OLAF, the EU anti fraud agency, may reopen its case against former Commissioner John Dalli after it learnt that he travelled to the Bahamas last summer as part of a quest to move millions of dollars, the International Herald Tribune reports today.

It said when he was asked about the previously undisclosed trip on July 7-8 to a Caribbean island known for its secretive banks and sun-swept beaches, Mr Dalli said on the telephone that he had gone to meet unidentified friends. He said he had returned at least once in the summer as part of efforts to arrange financing for a philanthropic project.

Barry Connon, a Bahamas resident who rented Mr Dalli’s family a villa on the island, said he recalled being told by Mr Dalli that he planned to transfer ‘large amounts’ of money for an unspecified venture, the newspaper said.

Asked about sums of up to $100 million, Mr Dalli said the money was not for him, that he was acting on behalf of other people who wanted to set up a ‘trust’ and that the project was ‘very personal’ and ‘very confidential'. Its purposes, he added, was to help people in Africa.

There was nothing out of this world about the Bahamas visit, Mr Dalli said.

The Herald said he declined to detail the Africa project, but said that while ‘it has not been set up yet’ the ‘process is still going on’. He specified later that he did not have any accounts in the Bahamas.

On a follow-up trip to the Bahamas later in the summer, Mr Dalli stayed in a four-bedroom villa rented at $8,000 a month.

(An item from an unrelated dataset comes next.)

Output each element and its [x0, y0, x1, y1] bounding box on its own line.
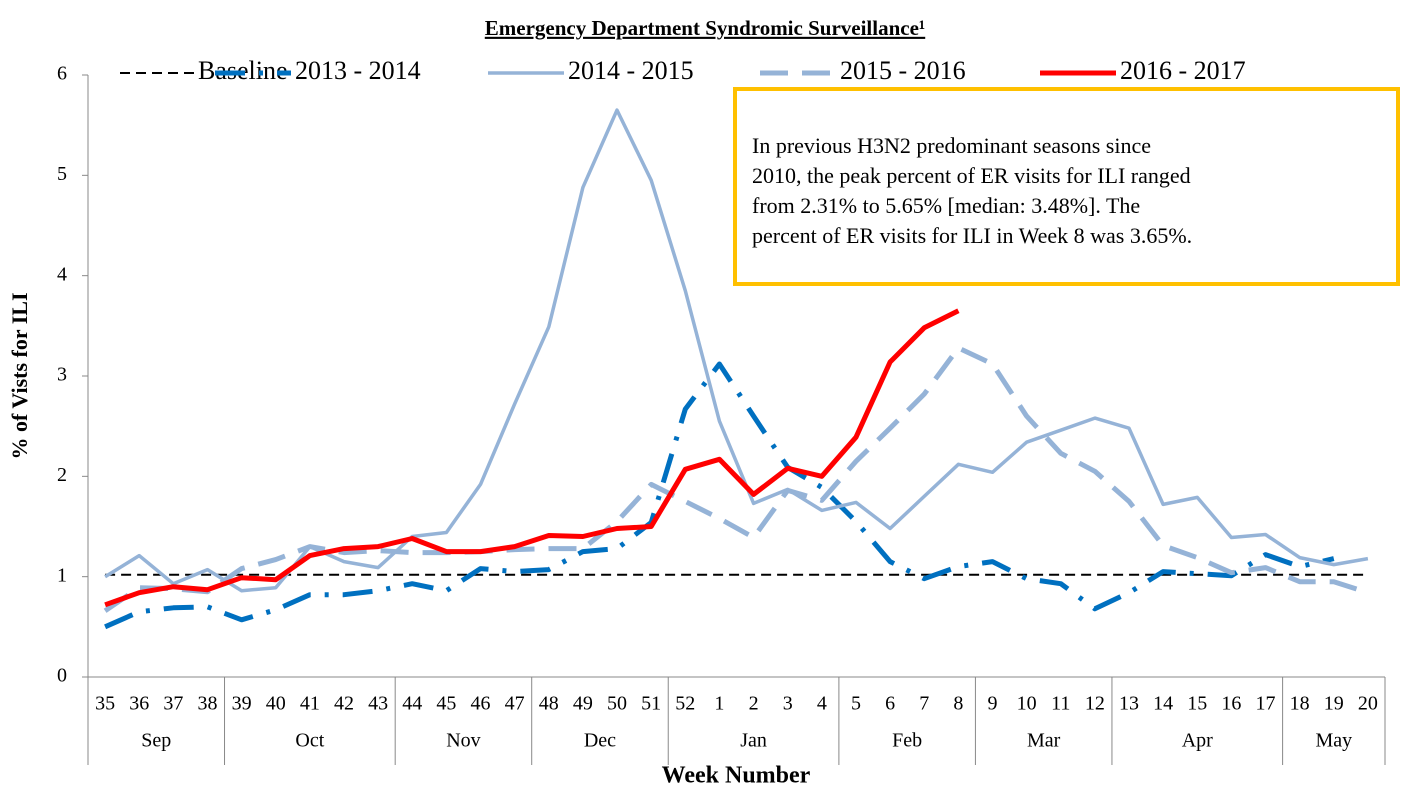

A copy of the lease seen by The New York Times showed that the villa, Seaview Beach, was rented to Claire Gauci Borda, one of Mr Dalli’s daughters, on July 14, 2012.

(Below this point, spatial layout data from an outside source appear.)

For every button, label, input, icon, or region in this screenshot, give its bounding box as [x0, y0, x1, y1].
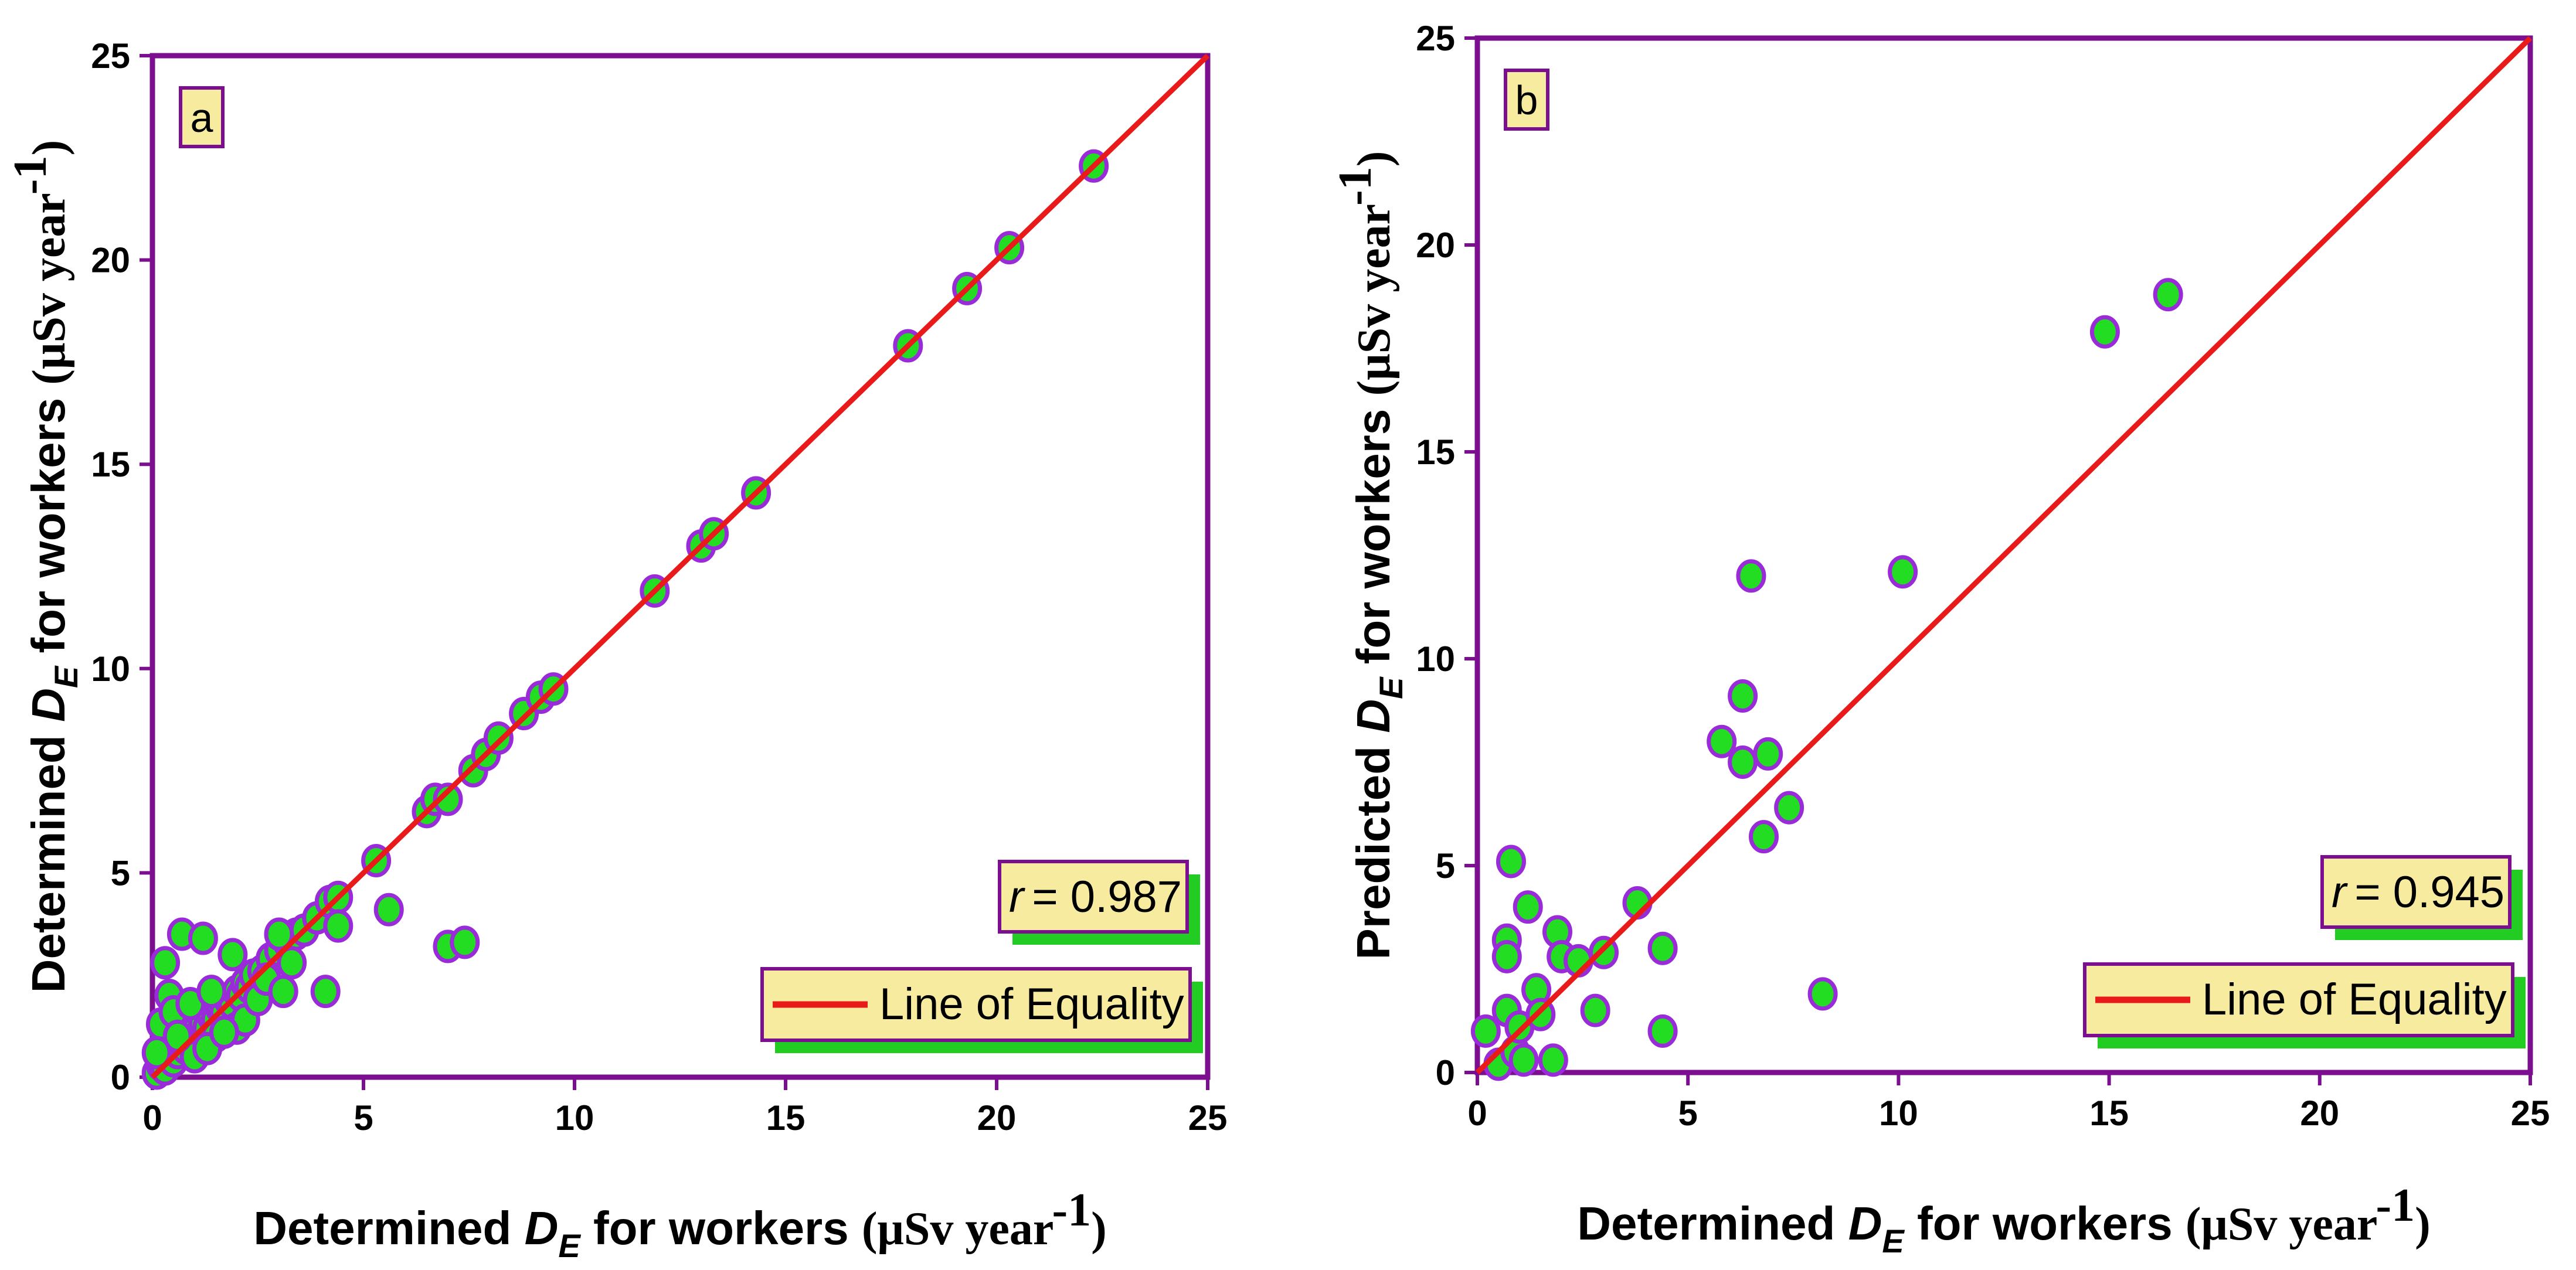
- x-tick-label: 10: [1879, 1094, 1918, 1133]
- x-tick-label: 20: [977, 1098, 1017, 1138]
- y-tick-label: 15: [91, 445, 130, 484]
- y-axis-label: Determined DE for workers (μSv year-1): [5, 140, 84, 993]
- y-tick-label: 25: [91, 36, 130, 76]
- y-axis-label: Predicted DE for workers (μSv year-1): [1330, 151, 1409, 960]
- data-point: [1807, 977, 1838, 1011]
- data-point: [1749, 820, 1779, 854]
- x-tick-label: 10: [555, 1098, 594, 1138]
- y-tick-label: 10: [91, 649, 130, 689]
- data-point: [209, 1015, 239, 1049]
- panel-label: a: [191, 95, 213, 141]
- scatter-points: [1470, 278, 2183, 1081]
- data-point: [1513, 890, 1543, 924]
- data-point: [268, 975, 298, 1009]
- x-tick-label: 25: [2511, 1094, 2550, 1133]
- x-tick-label: 20: [2300, 1094, 2339, 1133]
- y-tick-label: 5: [1436, 846, 1455, 886]
- y-tick-label: 5: [111, 853, 130, 893]
- plot-frame: [149, 53, 1211, 1080]
- y-tick-label: 25: [1416, 19, 1455, 58]
- r-value-box: [2320, 855, 2512, 929]
- r-value-text: r = 0.987: [1009, 872, 1182, 922]
- x-tick-label: 0: [142, 1098, 162, 1138]
- data-point: [1470, 1014, 1501, 1048]
- chart-panel-b: 0 5 10 15 20 25 0 5 10 15 20 25 b r = 0.945 Line of Equ…: [1330, 19, 2550, 1259]
- x-tick-label: 5: [1678, 1094, 1698, 1133]
- y-tick-label: 10: [1416, 639, 1455, 679]
- data-point: [141, 1036, 172, 1070]
- y-tick-label: 20: [1416, 226, 1455, 265]
- legend-label: Line of Equality: [2202, 975, 2507, 1024]
- data-point: [264, 917, 294, 951]
- data-point: [1647, 931, 1678, 965]
- y-tick-label: 0: [1436, 1053, 1455, 1092]
- data-point: [1647, 1014, 1678, 1048]
- x-tick-label: 25: [1188, 1098, 1228, 1138]
- data-point: [450, 925, 480, 959]
- data-point: [373, 893, 404, 927]
- data-point: [1508, 1043, 1539, 1077]
- r-value-text: r = 0.945: [2332, 867, 2504, 917]
- line-of-equality: [1475, 36, 2533, 1075]
- x-tick-label: 15: [2089, 1094, 2129, 1133]
- legend-label: Line of Equality: [879, 979, 1184, 1029]
- data-point: [277, 946, 307, 980]
- y-tick-label: 15: [1416, 433, 1455, 472]
- data-point: [150, 946, 181, 980]
- line-of-equality: [150, 53, 1210, 1080]
- data-point: [1728, 745, 1758, 779]
- data-point: [2089, 315, 2120, 349]
- x-axis-label: Determined DE for workers (μSv year-1): [253, 1184, 1106, 1264]
- panel-label-box: [1504, 69, 1549, 131]
- x-axis-label: Determined DE for workers (μSv year-1): [1577, 1180, 2430, 1259]
- data-point: [218, 938, 248, 972]
- data-point: [433, 782, 463, 816]
- data-point: [2153, 278, 2183, 312]
- data-point: [1491, 939, 1522, 973]
- x-tick-label: 5: [354, 1098, 373, 1138]
- data-point: [1728, 679, 1758, 713]
- data-point: [1538, 1043, 1568, 1077]
- data-point: [310, 975, 341, 1009]
- y-tick-label: 0: [111, 1058, 130, 1097]
- r-value-box: [998, 860, 1189, 934]
- data-point: [1774, 791, 1804, 825]
- panel-label: b: [1515, 77, 1538, 123]
- data-point: [1753, 737, 1783, 771]
- plot-frame: [1474, 35, 2533, 1075]
- x-tick-label: 15: [766, 1098, 806, 1138]
- data-point: [1707, 724, 1737, 758]
- data-point: [196, 975, 227, 1009]
- data-point: [1496, 845, 1526, 879]
- data-point: [1580, 993, 1610, 1027]
- data-point: [1888, 555, 1918, 589]
- chart-panel-a: 0 5 10 15 20 25 0 5 10 15 20 25 a r = 0.987 Line of Equ…: [5, 36, 1227, 1264]
- data-point: [1736, 559, 1766, 593]
- data-point: [188, 921, 218, 955]
- y-tick-label: 20: [91, 241, 130, 280]
- x-tick-label: 0: [1467, 1094, 1487, 1133]
- panel-label-box: [179, 86, 225, 148]
- data-point: [323, 909, 354, 943]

The newspaper said that Mr Dalli, according to one commission official who spoke on condition of anonymity because of the sensitivity of the issue, concealed his July trip to the Bahamas by phoning officials to say that he intended to spend the weekend in Malta to see his family.

OLAF, the EU’s anti-fraud commission which brought about Mr Dalli’s departure from the European Commission in an investigation on alleged trading in influence regarding the Tobacco Directive, said it did not know of the trip and that it would look into the matter ‘suggesting it could reopen its investigation’.

“As is usual practice, OLAF will duly consider any relevant new evidence, within its remit of competence,” the office said in a statement sent by e-mail to the newspaper.

It said that even so, Mr Dalli’s philanthropic mission does echo the description by Mr Connor, the Bahamas landlord of some of the family’s activities and their guests, some apparently from church groups in the United States.

“Normally you get some people coming here with some sort of scheme, and they’ve got investors and they’re all going to do this and do that,” Mr Connor said in a telephone interview. “No” he said, “they just had money coming and they were going to invest it into charities.”

“It was not like they were looking to make money - they were looking to spend money, which is the reverse” of what people normally are seeking when they arrive in the Bahamas, he said.